Baba Yaga de Corrado Farina aura poursuivi la thématique Sabbat Mater avec une nouvelle histoire de sorcière, adaptée pour le coup d’une bande-dessinée éponyme de Guido Crepax (artiste mis à l’honneur dans une exposition durant le festival). Il y est question d’une jeune et jolie photographe jouée par Isabelle de Funès (oui, c’est la nièce de…) qui, à la suite d’une rencontre hasardeuse, tombe sous l’emprise d’une étrange dame en noir, Baba Yaga (Carroll Baker), figure vieillissante et inquiétante qui pourrait bien cacher une âme de sorcière. Si l’on peut y retrouver la dimension polardeuse et la touche érotique inévitables dans cette catégorie de production bisseuse transalpine, on ne peut pas dire que le résultat ait de quoi nous rassasier des deux côtés. Le rythme est mou, la réalisation frileuse, le relief saphique et psychanalytique réduit à l’état de fausse promesse, sans parler d’une paire de séquences à très haute teneur raciste qui ont provoqué quelques réactions outrées en pleine projo. Pas assez excitant pour égaler la puissance érotique d’un Franco, pas assez captivant pour tutoyer la maîtrise narrative d’un Bava, pas assez audacieux pour patauger dans le même bain expérimental qu’Argento, Baba Yaga n’a quasiment rien pour nous laisser gaga de lui.
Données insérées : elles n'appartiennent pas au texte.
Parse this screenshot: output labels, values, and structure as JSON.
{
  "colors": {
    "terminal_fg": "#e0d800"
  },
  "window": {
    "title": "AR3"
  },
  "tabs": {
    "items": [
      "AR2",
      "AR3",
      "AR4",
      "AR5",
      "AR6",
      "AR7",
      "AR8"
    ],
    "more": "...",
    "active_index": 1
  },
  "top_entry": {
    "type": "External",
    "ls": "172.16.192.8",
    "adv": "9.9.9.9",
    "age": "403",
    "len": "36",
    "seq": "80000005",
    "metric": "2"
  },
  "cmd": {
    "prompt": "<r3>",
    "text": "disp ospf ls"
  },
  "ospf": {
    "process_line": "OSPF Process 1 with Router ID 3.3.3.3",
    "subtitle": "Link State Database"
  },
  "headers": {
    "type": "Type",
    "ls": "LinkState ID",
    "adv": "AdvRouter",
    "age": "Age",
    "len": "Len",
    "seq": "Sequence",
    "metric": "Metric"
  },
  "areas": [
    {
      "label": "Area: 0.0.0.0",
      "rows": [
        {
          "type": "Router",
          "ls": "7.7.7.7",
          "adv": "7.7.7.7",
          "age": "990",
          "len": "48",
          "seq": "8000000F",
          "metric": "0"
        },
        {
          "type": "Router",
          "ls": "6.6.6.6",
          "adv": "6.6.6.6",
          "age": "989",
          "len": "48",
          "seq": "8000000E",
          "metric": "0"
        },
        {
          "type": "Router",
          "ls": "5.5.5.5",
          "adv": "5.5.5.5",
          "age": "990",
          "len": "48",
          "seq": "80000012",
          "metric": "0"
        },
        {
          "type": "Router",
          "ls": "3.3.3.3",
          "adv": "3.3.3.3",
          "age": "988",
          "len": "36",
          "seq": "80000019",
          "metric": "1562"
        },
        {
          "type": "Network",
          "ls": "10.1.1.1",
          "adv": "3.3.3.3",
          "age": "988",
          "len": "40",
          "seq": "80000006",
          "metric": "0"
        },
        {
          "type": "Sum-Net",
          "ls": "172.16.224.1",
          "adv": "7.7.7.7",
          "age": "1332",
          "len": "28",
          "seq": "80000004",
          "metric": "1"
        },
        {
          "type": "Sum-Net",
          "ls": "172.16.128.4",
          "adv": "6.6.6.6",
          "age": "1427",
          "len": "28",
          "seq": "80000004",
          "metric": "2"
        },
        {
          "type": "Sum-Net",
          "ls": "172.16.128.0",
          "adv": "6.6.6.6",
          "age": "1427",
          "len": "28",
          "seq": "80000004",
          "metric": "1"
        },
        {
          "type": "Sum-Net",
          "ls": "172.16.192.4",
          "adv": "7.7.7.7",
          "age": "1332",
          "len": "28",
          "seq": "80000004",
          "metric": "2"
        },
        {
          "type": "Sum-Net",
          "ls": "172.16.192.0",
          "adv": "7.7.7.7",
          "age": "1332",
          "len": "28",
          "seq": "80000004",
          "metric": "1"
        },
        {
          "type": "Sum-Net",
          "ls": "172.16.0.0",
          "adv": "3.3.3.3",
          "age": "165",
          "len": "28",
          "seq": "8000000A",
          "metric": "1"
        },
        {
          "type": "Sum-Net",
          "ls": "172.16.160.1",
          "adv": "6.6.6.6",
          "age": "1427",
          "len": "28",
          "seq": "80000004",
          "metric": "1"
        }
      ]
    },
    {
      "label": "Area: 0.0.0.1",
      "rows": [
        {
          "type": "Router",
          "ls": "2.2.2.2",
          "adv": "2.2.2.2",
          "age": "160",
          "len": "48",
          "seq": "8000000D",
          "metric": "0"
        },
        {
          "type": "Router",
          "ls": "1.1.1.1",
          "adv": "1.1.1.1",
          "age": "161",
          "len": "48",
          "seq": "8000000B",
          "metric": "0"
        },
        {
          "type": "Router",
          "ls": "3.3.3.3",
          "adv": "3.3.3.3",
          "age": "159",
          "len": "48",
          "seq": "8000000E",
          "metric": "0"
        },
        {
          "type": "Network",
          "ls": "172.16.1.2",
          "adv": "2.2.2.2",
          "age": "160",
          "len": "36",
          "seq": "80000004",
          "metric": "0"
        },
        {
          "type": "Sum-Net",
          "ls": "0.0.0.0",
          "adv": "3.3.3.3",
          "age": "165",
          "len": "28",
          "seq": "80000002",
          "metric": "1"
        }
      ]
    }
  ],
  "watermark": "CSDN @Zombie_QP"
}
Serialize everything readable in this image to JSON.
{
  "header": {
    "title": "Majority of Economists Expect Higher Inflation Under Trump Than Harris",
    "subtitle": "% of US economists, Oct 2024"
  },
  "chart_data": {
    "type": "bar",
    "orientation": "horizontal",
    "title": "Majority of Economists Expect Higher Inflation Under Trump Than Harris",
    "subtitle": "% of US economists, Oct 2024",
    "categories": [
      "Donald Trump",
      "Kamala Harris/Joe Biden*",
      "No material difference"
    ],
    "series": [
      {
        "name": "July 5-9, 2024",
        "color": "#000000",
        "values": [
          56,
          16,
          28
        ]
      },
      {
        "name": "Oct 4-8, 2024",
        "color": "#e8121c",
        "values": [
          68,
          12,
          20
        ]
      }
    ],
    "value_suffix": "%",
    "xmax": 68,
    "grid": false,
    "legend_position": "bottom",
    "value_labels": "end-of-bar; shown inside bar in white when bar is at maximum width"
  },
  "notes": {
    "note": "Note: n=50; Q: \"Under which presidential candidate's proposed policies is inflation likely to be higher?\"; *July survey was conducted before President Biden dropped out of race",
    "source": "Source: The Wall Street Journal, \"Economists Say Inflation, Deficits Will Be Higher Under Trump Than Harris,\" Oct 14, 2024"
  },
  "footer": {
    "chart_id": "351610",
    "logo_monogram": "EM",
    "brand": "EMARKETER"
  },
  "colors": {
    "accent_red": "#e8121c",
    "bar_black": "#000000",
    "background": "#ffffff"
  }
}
Aussitôt vu, aussitôt oublié…


Goto, l’île d’amour (Walerian Borowczyk)

JOUR 4 : DE LA JOIE A LA DEPRIME…

Revoir un film de Walerian Borowczyk en salles est toujours la promesse d’un voyage singulier, idéal pour « passer de l’autre côté du miroir ». Logique que son excellent Goto l’île d’amour ait trouvé une place de choix dans la rétrospective concernée. Lorsqu’il se lance alors pour la première fois dans le long-métrage en prises de vue réelles après une longue carrière dans le court-métrage et l’animation, Borowczyk a déjà un lourd bagage anticonformiste derrière lui, tant sur la forme que sur le fond. La sortie de ce film en pleine mouvance de Mai 68 tombera à pic pour intensifier son regard dénonciateur et sensuel sur la tyrannie du pouvoir. De ce fait, le résultat opte pour le biais symbolique de la parabole, pour ne pas dire du conte de fées cruel, pour décrire un pays imaginaire où se multiplient les symboles des pires dérives totalitaires – du stalinisme au fascisme. Comme chez Luis Buñuel, le surréalisme s’ancre ici très simplement dans les petites composantes d’un monde où tout semble absurde et décalé, des comportements aux emplois des personnages (tiens, tous leurs prénoms commencent par « G »…), avec une logique qui contourne celle des rêves – tout sonne crédible sans être onirique pour autant. Goto se rattache ainsi pleinement à la fameuse notion de « surréalisme social », où un monde imaginaire est décrit à la manière d’une peinture réaliste, dans laquelle l’irrationnel et la subversion politique sont chuchotés par les actions filmées et les symboles affichés.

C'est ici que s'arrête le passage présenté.